Third, it's easy to install, which makes it a great choice for do-it-yourselfers.
Fourth, both the toilet seat and the toilet lid are designed to "quiet close". In other words, when you close them, they don't slam closed, awakening sleeping babies for miles around. Instead, they close in slow motion--imagine the toilet seat version of "The Matrix". So if you are awakened at 3am, it will not be due to Great Uncle Ernie slamming the toilet seat down in the guest bathroom. Instead, you will be awakened at 3am by Great Uncle Ernie bleating "Happy Days Are Here Again" with gusto on his trumpet because he has never before in his 96 years on earth encountered a toilet quite so swell.
Fifth, everyone loves it. Just read the reviews. It received 5 stars on the Lowe's website. We are not the only weirdos discussing this toilet over dinner, thank you very much.

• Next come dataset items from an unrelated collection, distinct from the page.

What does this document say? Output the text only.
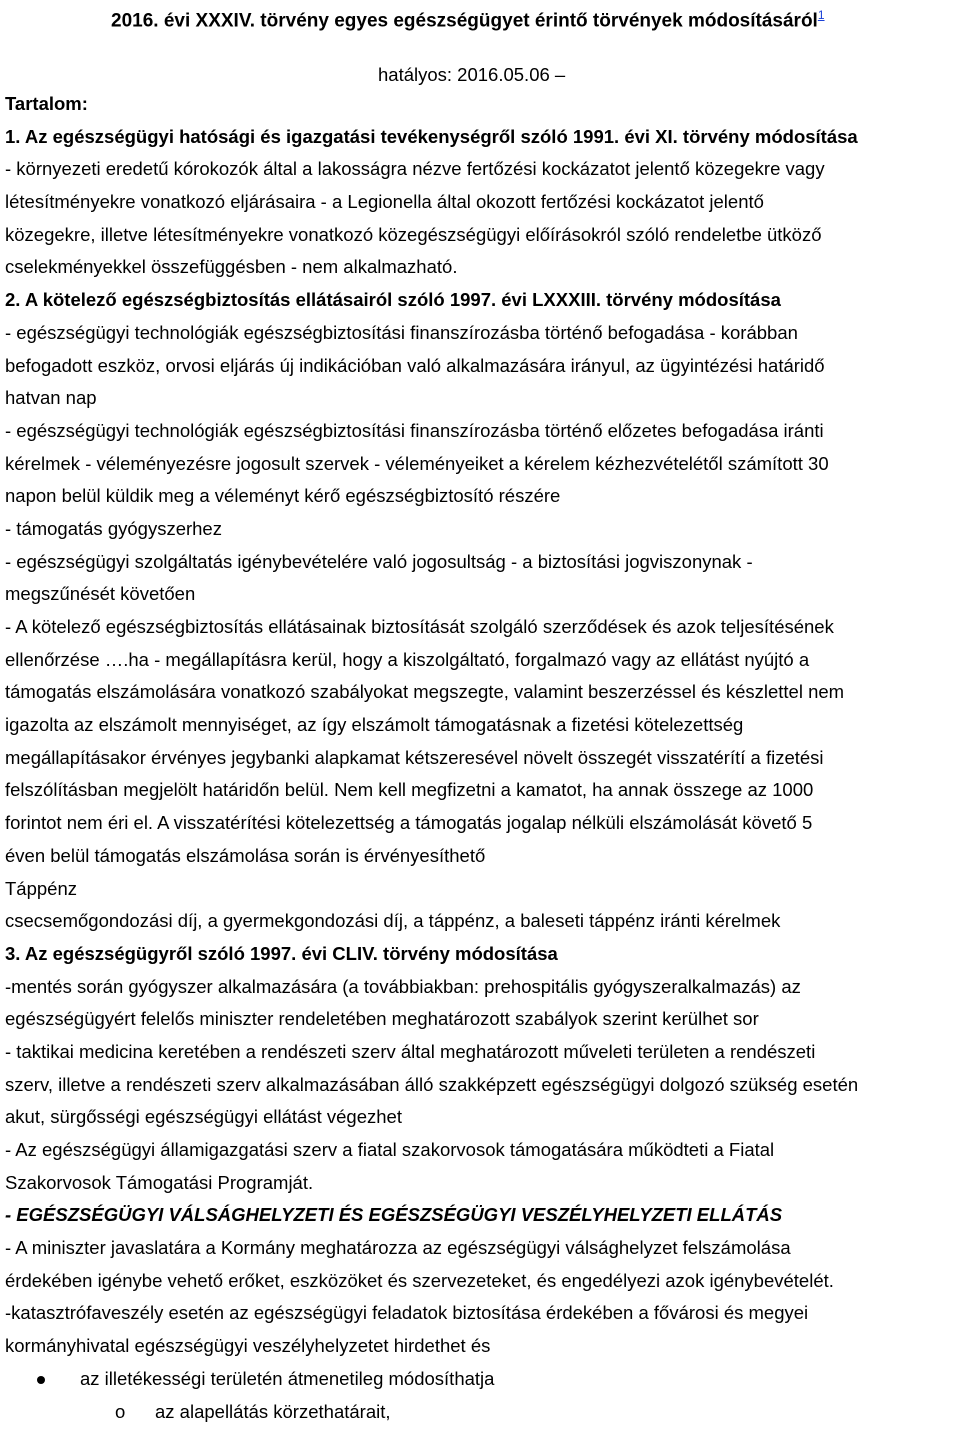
2016. évi XXXIV. törvény egyes egészségügyet érintő törvények módosításáról$^1$
hatályos: 2016.05.06 –
Tartalom:
1. Az egészségügyi hatósági és igazgatási tevékenységről szóló 1991. évi XI. törvény módosítása
- környezeti eredetű kórokozók által a lakosságra nézve fertőzési kockázatot jelentő közegekre vagy
létesítményekre vonatkozó eljárásaira - a Legionella által okozott fertőzési kockázatot jelentő
közegekre, illetve létesítményekre vonatkozó közegészségügyi előírásokról szóló rendeletbe ütköző
cselekményekkel összefüggésben - nem alkalmazható.
2. A kötelező egészségbiztosítás ellátásairól szóló 1997. évi LXXXIII. törvény módosítása
- egészségügyi technológiák egészségbiztosítási finanszírozásba történő befogadása - korábban
befogadott eszköz, orvosi eljárás új indikációban való alkalmazására irányul, az ügyintézési határidő
hatvan nap
- egészségügyi technológiák egészségbiztosítási finanszírozásba történő előzetes befogadása iránti
kérelmek - véleményezésre jogosult szervek - véleményeiket a kérelem kézhezvételétől számított 30
napon belül küldik meg a véleményt kérő egészségbiztosító részére
- támogatás gyógyszerhez
- egészségügyi szolgáltatás igénybevételére való jogosultság - a biztosítási jogviszonynak -
megszűnését követően
- A kötelező egészségbiztosítás ellátásainak biztosítását szolgáló szerződések és azok teljesítésének
ellenőrzése ….ha - megállapításra kerül, hogy a kiszolgáltató, forgalmazó vagy az ellátást nyújtó a
támogatás elszámolására vonatkozó szabályokat megszegte, valamint beszerzéssel és készlettel nem
igazolta az elszámolt mennyiséget, az így elszámolt támogatásnak a fizetési kötelezettség
megállapításakor érvényes jegybanki alapkamat kétszeresével növelt összegét visszatérítí a fizetési
felszólításban megjelölt határidőn belül. Nem kell megfizetni a kamatot, ha annak összege az 1000
forintot nem éri el. A visszatérítési kötelezettség a támogatás jogalap nélküli elszámolását követő 5
éven belül támogatás elszámolása során is érvényesíthető
Táppénz
csecsemőgondozási díj, a gyermekgondozási díj, a táppénz, a baleseti táppénz iránti kérelmek
3. Az egészségügyről szóló 1997. évi CLIV. törvény módosítása
-mentés során gyógyszer alkalmazására (a továbbiakban: prehospitális gyógyszeralkalmazás) az
egészségügyért felelős miniszter rendeletében meghatározott szabályok szerint kerülhet sor
- taktikai medicina keretében a rendészeti szerv által meghatározott műveleti területen a rendészeti
szerv, illetve a rendészeti szerv alkalmazásában álló szakképzett egészségügyi dolgozó szükség esetén
akut, sürgősségi egészségügyi ellátást végezhet
- Az egészségügyi államigazgatási szerv a fiatal szakorvosok támogatására működteti a Fiatal
Szakorvosok Támogatási Programját.
- EGÉSZSÉGÜGYI VÁLSÁGHELYZETI ÉS EGÉSZSÉGÜGYI VESZÉLYHELYZETI ELLÁTÁS
- A miniszter javaslatára a Kormány meghatározza az egészségügyi válsághelyzet felszámolása
érdekében igénybe vehető erőket, eszközöket és szervezeteket, és engedélyezi azok igénybevételét.
-katasztrófaveszély esetén az egészségügyi feladatok biztosítása érdekében a fővárosi és megyei
kormányhivatal egészségügyi veszélyhelyzetet hirdethet és
az illetékességi területén átmenetileg módosíthatja
o az alapellátás körzethatárait,
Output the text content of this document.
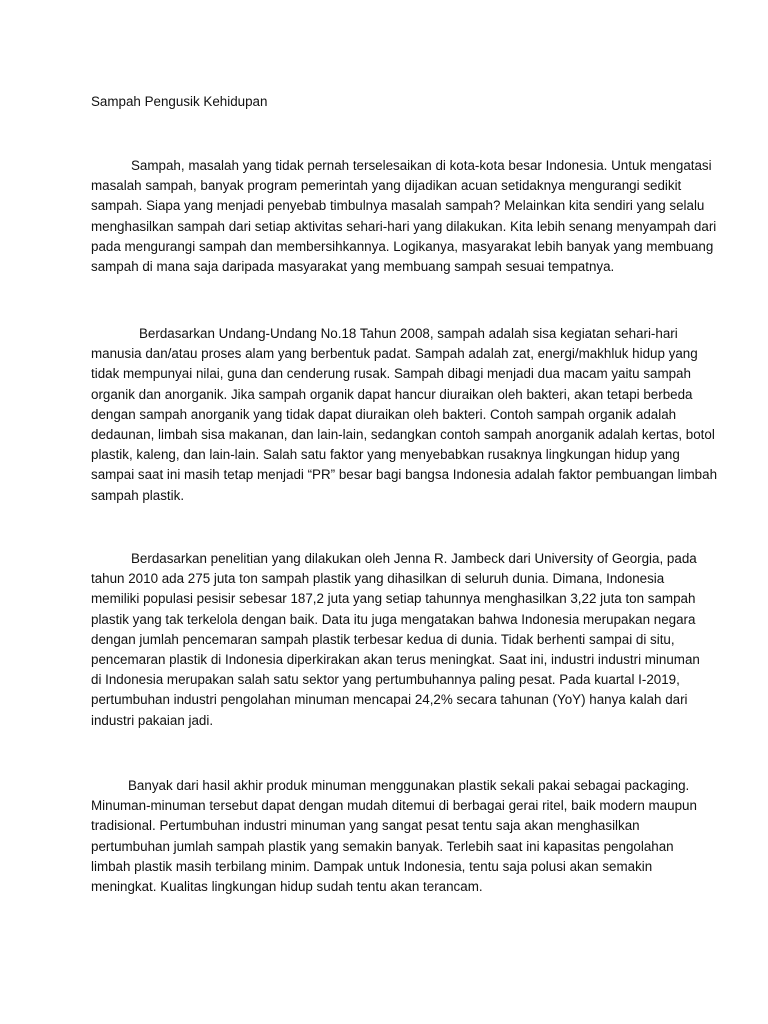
Sampah Pengusik Kehidupan

Sampah, masalah yang tidak pernah terselesaikan di kota-kota besar Indonesia. Untuk mengatasi
masalah sampah, banyak program pemerintah yang dijadikan acuan setidaknya mengurangi sedikit
sampah. Siapa yang menjadi penyebab timbulnya masalah sampah? Melainkan kita sendiri yang selalu
menghasilkan sampah dari setiap aktivitas sehari-hari yang dilakukan. Kita lebih senang menyampah dari
pada mengurangi sampah dan membersihkannya. Logikanya, masyarakat lebih banyak yang membuang
sampah di mana saja daripada masyarakat yang membuang sampah sesuai tempatnya.

Berdasarkan Undang-Undang No.18 Tahun 2008, sampah adalah sisa kegiatan sehari-hari
manusia dan/atau proses alam yang berbentuk padat. Sampah adalah zat, energi/makhluk hidup yang
tidak mempunyai nilai, guna dan cenderung rusak. Sampah dibagi menjadi dua macam yaitu sampah
organik dan anorganik. Jika sampah organik dapat hancur diuraikan oleh bakteri, akan tetapi berbeda
dengan sampah anorganik yang tidak dapat diuraikan oleh bakteri. Contoh sampah organik adalah
dedaunan, limbah sisa makanan, dan lain-lain, sedangkan contoh sampah anorganik adalah kertas, botol
plastik, kaleng, dan lain-lain. Salah satu faktor yang menyebabkan rusaknya lingkungan hidup yang
sampai saat ini masih tetap menjadi “PR” besar bagi bangsa Indonesia adalah faktor pembuangan limbah
sampah plastik.

Berdasarkan penelitian yang dilakukan oleh Jenna R. Jambeck dari University of Georgia, pada
tahun 2010 ada 275 juta ton sampah plastik yang dihasilkan di seluruh dunia. Dimana, Indonesia
memiliki populasi pesisir sebesar 187,2 juta yang setiap tahunnya menghasilkan 3,22 juta ton sampah
plastik yang tak terkelola dengan baik. Data itu juga mengatakan bahwa Indonesia merupakan negara
dengan jumlah pencemaran sampah plastik terbesar kedua di dunia. Tidak berhenti sampai di situ,
pencemaran plastik di Indonesia diperkirakan akan terus meningkat. Saat ini, industri industri minuman
di Indonesia merupakan salah satu sektor yang pertumbuhannya paling pesat. Pada kuartal I-2019,
pertumbuhan industri pengolahan minuman mencapai 24,2% secara tahunan (YoY) hanya kalah dari
industri pakaian jadi.

Banyak dari hasil akhir produk minuman menggunakan plastik sekali pakai sebagai packaging.
Minuman-minuman tersebut dapat dengan mudah ditemui di berbagai gerai ritel, baik modern maupun
tradisional. Pertumbuhan industri minuman yang sangat pesat tentu saja akan menghasilkan
pertumbuhan jumlah sampah plastik yang semakin banyak. Terlebih saat ini kapasitas pengolahan
limbah plastik masih terbilang minim. Dampak untuk Indonesia, tentu saja polusi akan semakin
meningkat. Kualitas lingkungan hidup sudah tentu akan terancam.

Sixth, if your existing toilet is a water guzzler, your town or city may even pay you to replace your existing toilet with a HET. If you'd like to see if your local municipality has a HET rebate program, toiletrebate.com may be a good place to start (though I noticed that our town's program was not listed there). For my local readers, I will share that the Town of Cary, NC has a HET rebate program which offers a $100 rebate for each water-guzzling toilet replaced (up to 2 per residential home). Raleigh and Durham offer similar programs.
Seventh, if you ever tire of discussing politics, religion, or great literature over dinner, the Kohler Cimarron will always be there for you, happy to bask in the glow of your adoring discourse.
Curious about the toilet poem that I referenced earlier? You can find the poem in its entirety here.
Finally, for the record, I have not been compensated in any way to endorse this toilet. Though being sponsored by a toilet would really send a message to the world that I "have arrived", don't you think?